Brant Huddleston, principal of Danbra, on the need to confront the current epidemic of distracted driving with the same intensity that was once used to protect the public against harmful food-drug and drug-drug interactions.
It all began with cheese.
In the early 1960's, the first clinical problems with dangerous drug interactions were identified when people died after taking a certain prescription drug while also eating a specific kind of Swedish blue cheese. The findings kicked food producers, governments, consumers and pharmaceutical companies into high gear. Those stakeholders collaborated to identify and prevent that dangerous food-drug interaction, and a movement was born.

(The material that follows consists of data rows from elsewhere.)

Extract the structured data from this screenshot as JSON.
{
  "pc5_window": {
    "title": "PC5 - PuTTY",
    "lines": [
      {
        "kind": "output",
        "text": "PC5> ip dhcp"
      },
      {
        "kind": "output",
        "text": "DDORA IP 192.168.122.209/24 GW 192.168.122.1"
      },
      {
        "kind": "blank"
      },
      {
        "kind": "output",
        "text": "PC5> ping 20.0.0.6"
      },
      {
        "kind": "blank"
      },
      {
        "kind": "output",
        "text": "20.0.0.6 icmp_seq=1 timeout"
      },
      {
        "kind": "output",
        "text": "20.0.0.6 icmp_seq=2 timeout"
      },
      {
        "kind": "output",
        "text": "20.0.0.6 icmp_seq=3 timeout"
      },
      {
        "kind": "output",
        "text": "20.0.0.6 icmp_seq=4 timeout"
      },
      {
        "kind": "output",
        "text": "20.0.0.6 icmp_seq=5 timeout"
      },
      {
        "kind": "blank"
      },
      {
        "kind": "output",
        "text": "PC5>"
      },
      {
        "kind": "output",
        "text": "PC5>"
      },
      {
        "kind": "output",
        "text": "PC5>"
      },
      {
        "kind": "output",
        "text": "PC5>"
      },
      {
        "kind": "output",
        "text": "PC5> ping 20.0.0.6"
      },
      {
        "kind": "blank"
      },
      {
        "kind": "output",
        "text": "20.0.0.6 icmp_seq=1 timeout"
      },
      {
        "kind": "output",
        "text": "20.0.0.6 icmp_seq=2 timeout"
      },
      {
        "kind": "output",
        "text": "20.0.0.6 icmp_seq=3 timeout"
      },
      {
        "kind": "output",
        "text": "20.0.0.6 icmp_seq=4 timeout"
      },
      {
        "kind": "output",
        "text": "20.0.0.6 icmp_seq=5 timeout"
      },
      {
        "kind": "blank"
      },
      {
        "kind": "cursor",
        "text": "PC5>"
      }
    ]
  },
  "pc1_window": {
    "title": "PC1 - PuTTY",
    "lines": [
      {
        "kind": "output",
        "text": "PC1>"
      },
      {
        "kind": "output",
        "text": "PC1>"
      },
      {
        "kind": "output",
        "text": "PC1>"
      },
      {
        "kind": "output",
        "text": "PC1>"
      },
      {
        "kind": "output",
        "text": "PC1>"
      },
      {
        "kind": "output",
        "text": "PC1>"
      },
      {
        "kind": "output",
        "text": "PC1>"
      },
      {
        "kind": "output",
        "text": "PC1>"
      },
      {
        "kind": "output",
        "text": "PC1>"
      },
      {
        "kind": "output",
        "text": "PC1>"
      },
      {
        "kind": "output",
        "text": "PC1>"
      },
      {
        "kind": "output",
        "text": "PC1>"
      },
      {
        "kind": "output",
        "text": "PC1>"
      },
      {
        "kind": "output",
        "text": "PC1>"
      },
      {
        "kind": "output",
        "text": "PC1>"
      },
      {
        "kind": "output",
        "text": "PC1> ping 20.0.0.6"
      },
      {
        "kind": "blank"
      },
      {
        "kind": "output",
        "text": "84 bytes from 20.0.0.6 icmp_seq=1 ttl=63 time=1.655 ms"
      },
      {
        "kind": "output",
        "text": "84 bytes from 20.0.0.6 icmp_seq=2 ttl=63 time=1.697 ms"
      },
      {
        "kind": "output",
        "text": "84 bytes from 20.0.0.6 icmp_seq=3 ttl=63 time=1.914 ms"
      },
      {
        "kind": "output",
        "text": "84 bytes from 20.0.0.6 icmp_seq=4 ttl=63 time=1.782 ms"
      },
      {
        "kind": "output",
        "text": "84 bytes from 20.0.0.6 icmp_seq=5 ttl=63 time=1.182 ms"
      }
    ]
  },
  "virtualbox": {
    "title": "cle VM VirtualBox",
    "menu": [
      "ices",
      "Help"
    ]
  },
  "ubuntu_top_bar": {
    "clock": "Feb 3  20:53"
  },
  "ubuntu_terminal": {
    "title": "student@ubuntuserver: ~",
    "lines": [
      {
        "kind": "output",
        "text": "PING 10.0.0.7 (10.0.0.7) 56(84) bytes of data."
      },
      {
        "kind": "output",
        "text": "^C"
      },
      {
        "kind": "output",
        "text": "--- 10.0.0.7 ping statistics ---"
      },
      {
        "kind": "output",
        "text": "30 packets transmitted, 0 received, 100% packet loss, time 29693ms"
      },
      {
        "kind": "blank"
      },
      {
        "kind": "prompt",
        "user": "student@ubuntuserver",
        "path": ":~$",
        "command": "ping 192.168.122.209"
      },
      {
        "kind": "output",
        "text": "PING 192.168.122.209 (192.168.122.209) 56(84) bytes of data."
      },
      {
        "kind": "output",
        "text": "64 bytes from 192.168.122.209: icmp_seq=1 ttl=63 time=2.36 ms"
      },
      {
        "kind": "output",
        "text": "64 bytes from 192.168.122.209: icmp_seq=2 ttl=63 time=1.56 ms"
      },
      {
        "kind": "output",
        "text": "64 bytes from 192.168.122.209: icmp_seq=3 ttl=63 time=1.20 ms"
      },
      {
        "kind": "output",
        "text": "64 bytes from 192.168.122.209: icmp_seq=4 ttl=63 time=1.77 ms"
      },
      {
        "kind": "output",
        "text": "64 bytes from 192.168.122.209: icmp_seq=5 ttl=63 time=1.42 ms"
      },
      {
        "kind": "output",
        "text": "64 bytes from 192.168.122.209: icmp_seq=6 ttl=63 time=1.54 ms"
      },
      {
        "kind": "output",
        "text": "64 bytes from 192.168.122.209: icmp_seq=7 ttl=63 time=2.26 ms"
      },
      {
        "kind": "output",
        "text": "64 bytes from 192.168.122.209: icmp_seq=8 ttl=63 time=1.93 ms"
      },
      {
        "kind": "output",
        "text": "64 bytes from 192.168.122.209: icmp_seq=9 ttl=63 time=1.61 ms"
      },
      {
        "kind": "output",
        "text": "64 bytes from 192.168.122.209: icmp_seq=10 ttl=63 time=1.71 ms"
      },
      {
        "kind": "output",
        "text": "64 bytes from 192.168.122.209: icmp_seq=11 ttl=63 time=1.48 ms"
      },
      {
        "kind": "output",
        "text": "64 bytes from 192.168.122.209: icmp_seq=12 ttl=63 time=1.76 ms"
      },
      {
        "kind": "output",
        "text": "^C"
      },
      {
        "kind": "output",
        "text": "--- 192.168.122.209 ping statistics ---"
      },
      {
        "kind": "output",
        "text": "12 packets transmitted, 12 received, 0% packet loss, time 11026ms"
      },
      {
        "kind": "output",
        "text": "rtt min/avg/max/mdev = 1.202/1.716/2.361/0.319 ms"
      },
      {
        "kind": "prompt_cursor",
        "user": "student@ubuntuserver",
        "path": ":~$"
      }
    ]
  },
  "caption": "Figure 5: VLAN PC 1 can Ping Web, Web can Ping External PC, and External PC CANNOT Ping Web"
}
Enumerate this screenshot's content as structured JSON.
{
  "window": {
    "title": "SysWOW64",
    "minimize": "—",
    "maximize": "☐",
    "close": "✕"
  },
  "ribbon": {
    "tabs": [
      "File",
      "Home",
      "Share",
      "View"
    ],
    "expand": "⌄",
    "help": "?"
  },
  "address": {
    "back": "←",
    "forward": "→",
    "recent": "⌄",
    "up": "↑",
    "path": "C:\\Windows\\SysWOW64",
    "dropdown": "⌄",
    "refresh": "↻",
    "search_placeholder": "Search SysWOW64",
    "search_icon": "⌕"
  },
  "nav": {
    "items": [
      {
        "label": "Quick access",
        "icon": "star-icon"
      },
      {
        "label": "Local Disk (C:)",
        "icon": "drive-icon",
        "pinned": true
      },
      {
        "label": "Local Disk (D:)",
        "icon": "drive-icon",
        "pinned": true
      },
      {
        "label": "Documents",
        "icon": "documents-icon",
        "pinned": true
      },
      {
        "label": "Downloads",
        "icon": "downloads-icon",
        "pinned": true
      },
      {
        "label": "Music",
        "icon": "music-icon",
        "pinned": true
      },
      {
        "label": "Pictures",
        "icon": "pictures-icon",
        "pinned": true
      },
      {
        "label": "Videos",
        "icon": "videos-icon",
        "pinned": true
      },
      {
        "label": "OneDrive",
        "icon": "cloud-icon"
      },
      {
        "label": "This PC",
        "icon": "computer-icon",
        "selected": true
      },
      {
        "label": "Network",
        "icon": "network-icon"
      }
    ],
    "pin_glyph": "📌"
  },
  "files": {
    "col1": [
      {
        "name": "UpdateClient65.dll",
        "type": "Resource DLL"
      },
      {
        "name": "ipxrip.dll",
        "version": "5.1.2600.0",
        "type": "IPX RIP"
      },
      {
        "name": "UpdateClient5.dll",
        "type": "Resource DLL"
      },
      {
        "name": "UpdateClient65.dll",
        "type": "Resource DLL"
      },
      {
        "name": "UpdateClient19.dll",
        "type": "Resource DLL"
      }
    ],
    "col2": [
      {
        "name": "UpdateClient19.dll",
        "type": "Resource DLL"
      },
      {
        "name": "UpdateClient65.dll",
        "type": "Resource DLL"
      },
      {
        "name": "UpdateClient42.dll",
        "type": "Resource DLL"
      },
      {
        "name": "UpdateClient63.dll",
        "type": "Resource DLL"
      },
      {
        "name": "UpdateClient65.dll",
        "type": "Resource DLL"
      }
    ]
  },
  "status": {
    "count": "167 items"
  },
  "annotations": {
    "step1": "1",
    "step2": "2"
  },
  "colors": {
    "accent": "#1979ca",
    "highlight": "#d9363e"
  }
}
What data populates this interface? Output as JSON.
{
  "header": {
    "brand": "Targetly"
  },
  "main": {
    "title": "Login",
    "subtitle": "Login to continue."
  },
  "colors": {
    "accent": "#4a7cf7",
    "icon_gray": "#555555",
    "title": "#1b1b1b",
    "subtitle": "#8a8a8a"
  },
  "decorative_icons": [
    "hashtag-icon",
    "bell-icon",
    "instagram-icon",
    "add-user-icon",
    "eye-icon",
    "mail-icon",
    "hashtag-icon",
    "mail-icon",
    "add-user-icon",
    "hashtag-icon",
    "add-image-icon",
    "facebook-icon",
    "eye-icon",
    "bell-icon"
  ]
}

Today, after decades of focused and collaborative effort, we have a pervasive, well-funded, international system designed to protect the public against harmful food-drug and drug-drug interactions.
A Tufts University study shows that the average cost of bringing a new drug to market is over $800 million, and the U.S. Food and Drug Administration's Office of Clinical Pharmacology estimates that a good portion of that money goes to testing for, understanding and preventing that new drug's interactions with other drugs. And everyone in the delivery chain participates – manufacturers, doctors, pharmacists, governments, advocacy groups and consumers.
Two products, cheese and a prescription drug, both safe when used alone, were dangerous when combined. Similarly mobile devices and cars, when used together, kill.
Car-mobile devices harmful interactions
Among 15- to 19-year-old drivers involved in fatal crashes, 21% were distracted by the use of mobile devices. At any given daylight moment across America, approximately 660,000 drivers are using handheld mobile devices while driving, a number that has held steady since 2010, according to the National Highway Traffic Safety Administration. All of us who drive are at risk.
We catch a glimpse of the haunting devastation caused by texting and driving in Werner Herzog's new documentary “From One Second to the Next,” which was funded by AT&T, Sprint, Verizon and T-Mobile. Note who is missing from the sponsorship list? Where are Toyota or General Motors? Why not Apple and Google?
Their absence hints at an underlying problem – a lack of cross-industry collaboration. This deadly problem is not the fault of any one class of manufacturer. Rather, they bear a collective responsibility to solve it with the same intensity as the drug and food industries.
(For more on distracted driving see, Telematics, regulation and driver distraction and Distraction guidelines as a telematics business opportunity.)
Looking beyond the silos
The epidemic of distracted driving is partly the result of companies working in technical and business silos, insulated from one another, protecting their turfs with closed systems. The first text message was sent nearly 20 years ago, and OEMs knew then that mobile devices would distract drivers. Yet here we are, years later, with largely disintegrated systems (mobile device and vehicles) and few reliable tools to modify driver behavior.
Shut out from vital data about the vehicle, app developers are struggling to deliver anti-text solutions, such as Text-STAR by Cinqpoint, DriveScribe by Drive Power and DriveSafe.ly by iSpeech. Some of these apps deliver an automatic response, such as “On the road now ttyl,” so the driver does not feel compelled to answer right away. Others shut off the phone's texting capacity altogether. All of the apps attempt to detect when the vehicle is moving before engaging, and that's where the problems set in.
Mobile apps are crippled by a lack of reliable data about the vehicle, such as if it is moving or not. We must then resort to tricky, expensive and unreliable hacks, such as installing an analog to digital converter on the battery and attempting to discern, through heuristics, what is happening at any given moment. Even harder is using the mobile device's hardware to know the state of the vehicle, as it was not designed for that purpose. Is the car moving, or is it just the device? Is the user the driver or a passenger?
Apps and cars need to talk
How easy it would be for OEMs to provide app developers with a standardized API for extracting life-saving information about the vehicle. Instead, we get seven different versions of the OBD2 hardware interface – evidence of a lack of collaboration.
The app market is harsh. Young people are especially intolerant – they demand excellence. All it takes is a minor irritation in their experience with a driver safety app, and it will go posthaste to the digital dustbin. The driver is then left without a useful tool, relying at best on a vague commitment to do better. But with accidents from texting and driving sharply on the rise, a vague commitment is not good enough. Drivers need our very best help, and they need it now.
So when will the turf wars end, and earnest collaboration begin? When will the public get the same kind of pervasive, well-funded, international initiatives they get from the drug industry, with the same sense of urgency? We are losing almost ten people a day to distracted driving. Why wait one more day?
Brant Huddleston is principal of Danbra, a boutique consultancy specialized in developing technology-based consumer products.